Entre os nomes citados nos diários de voo estão:

  • o ex-presidente dos Estados Unidos Bill Clinton

(Foto: BBC)
  • o empresário Bill Gates

Epstein e Bill Gates juntos
  • o príncipe britânico Prince Andrew

O príncipe Andrew chegou a ser fotografado com uma das vítimas e acabou envolvido em processos civis relacionados ao caso. Já Clinton afirmou posteriormente que nunca teve conhecimento das atividades criminosas de Epstein. Gates também declarou que foi um erro ter mantido contato com o financista. O ex-presidente Donald Trump teve proximidade social com Epstein nos anos 1990 e início dos anos 2000, mas afirmou ter rompido relações antes de as acusações virem à tona.

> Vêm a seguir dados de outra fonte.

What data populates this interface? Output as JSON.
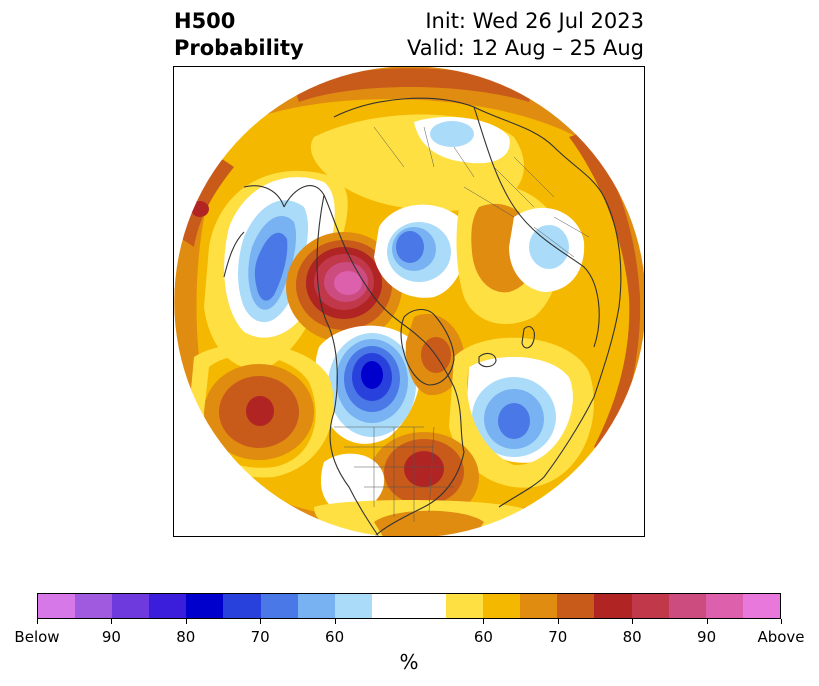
{
  "header": {
    "title_line1": "H500",
    "title_line2": "Probability",
    "init_text": "Init: Wed 26 Jul 2023",
    "valid_text": "Valid: 12 Aug – 25 Aug"
  },
  "colorbar": {
    "colors": [
      "#d678e8",
      "#a05ae0",
      "#6e3ade",
      "#3a1edb",
      "#0000cd",
      "#2840dc",
      "#4a78e6",
      "#78b2f2",
      "#aadcfa",
      "#ffffff",
      "#ffffff",
      "#ffe042",
      "#f5b800",
      "#e08c10",
      "#c85a1a",
      "#b02424",
      "#c0384a",
      "#cc4c80",
      "#dc60ac",
      "#e878dc"
    ],
    "tick_labels": [
      "Below",
      "90",
      "80",
      "70",
      "60",
      "60",
      "70",
      "80",
      "90",
      "Above"
    ],
    "unit": "%"
  },
  "map": {
    "projection": "north-polar-stereographic",
    "variable": "500 hPa height anomaly probability",
    "palette": {
      "below_weak": "#aadcfa",
      "below_mid": "#78b2f2",
      "below_strong": "#4a78e6",
      "below_max": "#0000cd",
      "neutral": "#ffffff",
      "above_weak": "#ffe042",
      "above_mid": "#f5b800",
      "above_strong": "#e08c10",
      "above_high": "#c85a1a",
      "above_max": "#b02424",
      "above_extreme": "#cc4c80",
      "above_peak": "#dc60ac",
      "coast": "#333333",
      "borders": "#555555"
    }
  }
}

Príncipe Andrew com uma das vítimas
(Foto: NBC Archive)

Suspeitas de chantagem e espionagem

Investigadores e jornalistas passaram a considerar a possibilidade de Epstein utilizar uma estratégia conhecida como kompromat, termo usado para descrever material comprometedor utilizado para chantagem. Segundo relatos, as propriedades do empresário teriam sido equipadas com diversas microcâmeras escondidas.

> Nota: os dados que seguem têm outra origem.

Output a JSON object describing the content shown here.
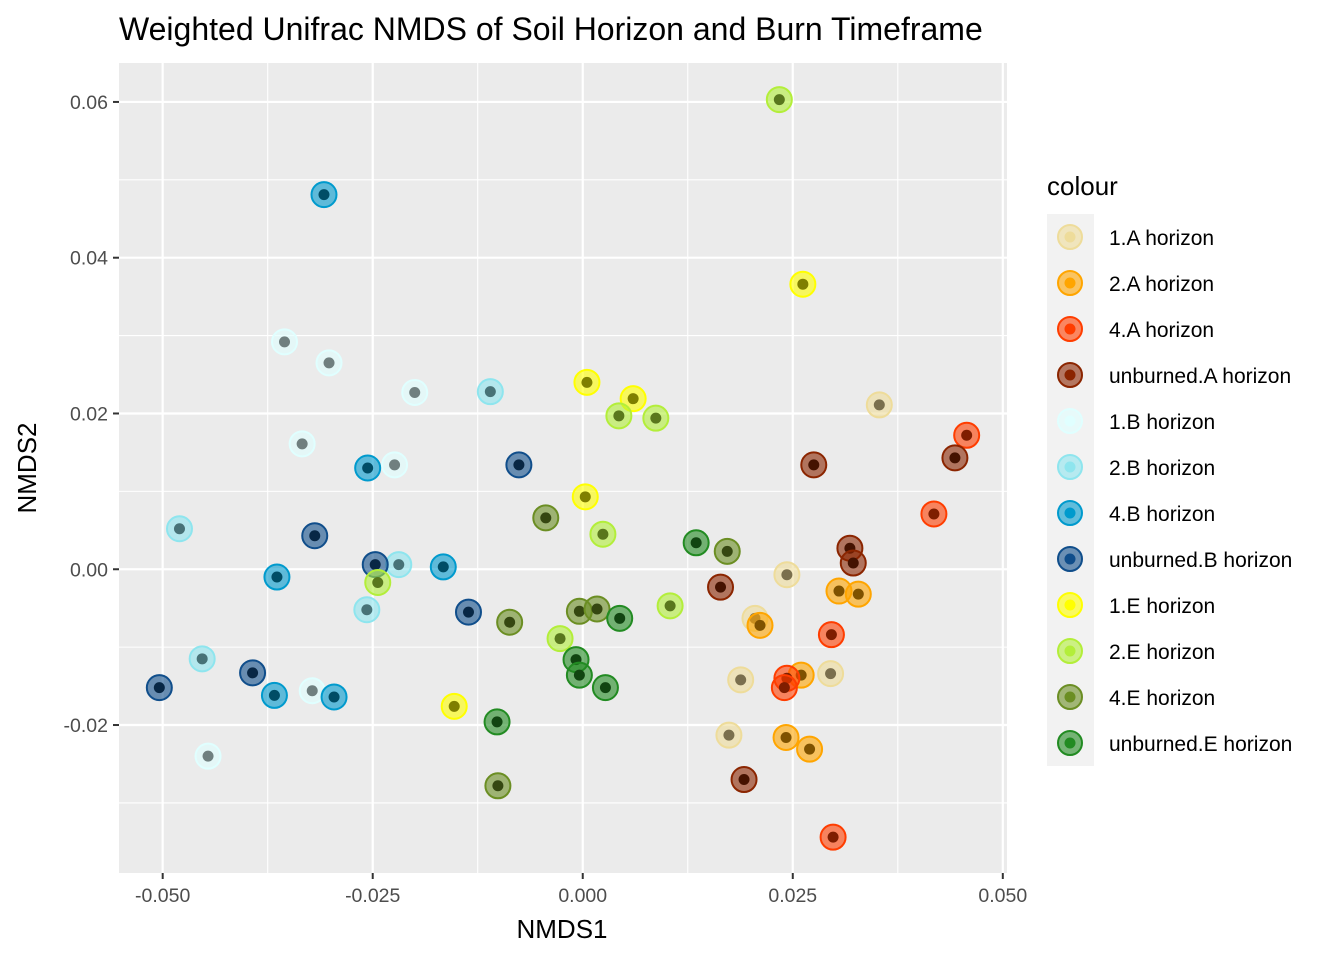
{
  "chart_data": {
    "type": "scatter",
    "title": "Weighted Unifrac NMDS of Soil Horizon and Burn Timeframe",
    "xlabel": "NMDS1",
    "ylabel": "NMDS2",
    "xlim": [
      -0.0552,
      0.0505
    ],
    "ylim": [
      -0.039,
      0.065
    ],
    "x_ticks": [
      -0.05,
      -0.025,
      0.0,
      0.025,
      0.05
    ],
    "x_tick_labels": [
      "-0.050",
      "-0.025",
      "0.000",
      "0.025",
      "0.050"
    ],
    "y_ticks": [
      -0.02,
      0.0,
      0.02,
      0.04,
      0.06
    ],
    "y_tick_labels": [
      "-0.02",
      "0.00",
      "0.02",
      "0.04",
      "0.06"
    ],
    "grid": true,
    "legend": {
      "title": "colour",
      "position": "right"
    },
    "series": [
      {
        "name": "1.A horizon",
        "color": "#EEDC9A",
        "dot": "#7A6F4E",
        "points": [
          [
            0.0353,
            0.0211
          ],
          [
            0.0243,
            -0.0007
          ],
          [
            0.0205,
            -0.0063
          ],
          [
            0.0188,
            -0.0142
          ],
          [
            0.0174,
            -0.0213
          ],
          [
            0.0295,
            -0.0134
          ]
        ]
      },
      {
        "name": "2.A horizon",
        "color": "#FFA500",
        "dot": "#7F5200",
        "points": [
          [
            0.0305,
            -0.0028
          ],
          [
            0.0328,
            -0.0032
          ],
          [
            0.0211,
            -0.0072
          ],
          [
            0.026,
            -0.0136
          ],
          [
            0.0242,
            -0.0216
          ],
          [
            0.027,
            -0.0231
          ]
        ]
      },
      {
        "name": "4.A horizon",
        "color": "#FF3D00",
        "dot": "#7F1E00",
        "points": [
          [
            0.0457,
            0.0172
          ],
          [
            0.0418,
            0.0071
          ],
          [
            0.0296,
            -0.0084
          ],
          [
            0.0243,
            -0.014
          ],
          [
            0.024,
            -0.0152
          ],
          [
            0.0298,
            -0.0344
          ]
        ]
      },
      {
        "name": "unburned.A horizon",
        "color": "#8B2500",
        "dot": "#451200",
        "points": [
          [
            0.0275,
            0.0134
          ],
          [
            0.0443,
            0.0143
          ],
          [
            0.0318,
            0.0027
          ],
          [
            0.0322,
            0.0008
          ],
          [
            0.0164,
            -0.0023
          ],
          [
            0.0192,
            -0.027
          ]
        ]
      },
      {
        "name": "1.B horizon",
        "color": "#E0FFFF",
        "dot": "#707F7F",
        "points": [
          [
            -0.0355,
            0.0292
          ],
          [
            -0.0302,
            0.0265
          ],
          [
            -0.0334,
            0.0161
          ],
          [
            -0.02,
            0.0227
          ],
          [
            -0.0224,
            0.0134
          ],
          [
            -0.0322,
            -0.0156
          ],
          [
            -0.0446,
            -0.024
          ]
        ]
      },
      {
        "name": "2.B horizon",
        "color": "#8EE5EE",
        "dot": "#477277",
        "points": [
          [
            -0.048,
            0.0052
          ],
          [
            -0.011,
            0.0228
          ],
          [
            -0.0219,
            0.0006
          ],
          [
            -0.0257,
            -0.0052
          ],
          [
            -0.0453,
            -0.0115
          ]
        ]
      },
      {
        "name": "4.B horizon",
        "color": "#009ACD",
        "dot": "#004D66",
        "points": [
          [
            -0.0308,
            0.0481
          ],
          [
            -0.0256,
            0.013
          ],
          [
            -0.0364,
            -0.001
          ],
          [
            -0.0166,
            0.0003
          ],
          [
            -0.0367,
            -0.0162
          ],
          [
            -0.0296,
            -0.0164
          ]
        ]
      },
      {
        "name": "unburned.B horizon",
        "color": "#104E8B",
        "dot": "#082745",
        "points": [
          [
            -0.0076,
            0.0134
          ],
          [
            -0.0319,
            0.0043
          ],
          [
            -0.0247,
            0.0006
          ],
          [
            -0.0136,
            -0.0055
          ],
          [
            -0.0393,
            -0.0133
          ],
          [
            -0.0504,
            -0.0152
          ]
        ]
      },
      {
        "name": "1.E horizon",
        "color": "#FFFF00",
        "dot": "#7F7F00",
        "points": [
          [
            0.0262,
            0.0366
          ],
          [
            0.0005,
            0.024
          ],
          [
            0.006,
            0.0219
          ],
          [
            0.0003,
            0.0093
          ],
          [
            -0.0153,
            -0.0176
          ]
        ]
      },
      {
        "name": "2.E horizon",
        "color": "#B3EE3A",
        "dot": "#59771D",
        "points": [
          [
            0.0234,
            0.0603
          ],
          [
            0.0043,
            0.0197
          ],
          [
            0.0087,
            0.0194
          ],
          [
            0.0024,
            0.0045
          ],
          [
            -0.0244,
            -0.0017
          ],
          [
            0.0104,
            -0.0047
          ],
          [
            -0.0027,
            -0.0089
          ]
        ]
      },
      {
        "name": "4.E horizon",
        "color": "#6B8E23",
        "dot": "#354711",
        "points": [
          [
            -0.0044,
            0.0066
          ],
          [
            0.0172,
            0.0023
          ],
          [
            -0.0004,
            -0.0054
          ],
          [
            0.0017,
            -0.0051
          ],
          [
            -0.0087,
            -0.0068
          ],
          [
            -0.0101,
            -0.0278
          ]
        ]
      },
      {
        "name": "unburned.E horizon",
        "color": "#228B22",
        "dot": "#114511",
        "points": [
          [
            0.0135,
            0.0034
          ],
          [
            0.0044,
            -0.0063
          ],
          [
            -0.0008,
            -0.0116
          ],
          [
            -0.0004,
            -0.0136
          ],
          [
            0.0027,
            -0.0152
          ],
          [
            -0.0102,
            -0.0196
          ]
        ]
      }
    ]
  }
}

Testemunhas afirmaram que Epstein possuía cofres cheios de CDs e discos rígidos com gravações que poderiam comprometer pessoas poderosas.

O controverso acordo judicial de 2006

O primeiro grande processo contra Epstein ocorreu em 2006, na cidade de Palm Beach, na Flórida. Apesar da gravidade das acusações de abuso sexual de menores, o então procurador federal Alexander Acosta firmou um acordo altamente controverso com a defesa.

Estados Unidos contra Jefrrey Epstein em 2006 (Foto: Getty Images)

Epstein acabou condenado a apenas 13 meses de prisão, cumpridos em um regime extremamente brando. Ele podia sair da prisão durante o dia para trabalhar e retornar à noite. Além disso, possíveis cúmplices receberam imunidade judicial. O acordo foi duramente criticado por advogados das vítimas e por especialistas em direito.

A reviravolta de 2019

Mais de uma década depois, jornalistas investigativos revisitaram o caso e trouxeram novas revelações. A pressão pública levou à abertura de um novo processo federal. Epstein foi preso em julho de 2019 em Nova York e enviado para um presídio de segurança máxima. Mas o julgamento nunca aconteceu.

Epstein em 2019 (Foto: AP)

Em 10 de agosto de 2019, Epstein foi encontrado morto em sua cela. A morte foi oficialmente classificada como suicídio.

Diversas circunstâncias levantaram suspeitas.

(Foto: Reuters)

Na noite da morte:

  • as câmeras de segurança da ala falharam

  • os guardas responsáveis teriam dormido

  • o companheiro de cela de Epstein havia sido transferido horas antes

Essas falhas alimentaram inúmeras teorias e dúvidas sobre o que realmente aconteceu.

Maxwell condenada e Epstein Files

Em 2020, Ghislaine Maxwell foi presa e posteriormente condenada por ajudar Epstein no esquema de tráfico sexual de menores. Ela cumpre pena nos Estados Unidos. Nos últimos anos, novos documentos judiciais e e-mails relacionados ao caso continuaram surgindo.

Em 2026, um grande vazamento conhecido como “Epstein Files” voltou a colocar o escândalo em evidência, revelando comunicações e conexões entre Epstein e figuras influentes.

Um caso que ainda levanta perguntas

Mesmo após anos de investigações, muitas perguntas permanecem sem resposta, por isso, o caso Epstein segue sendo apurado por jornalistas e investigado pelas autoridades americanas.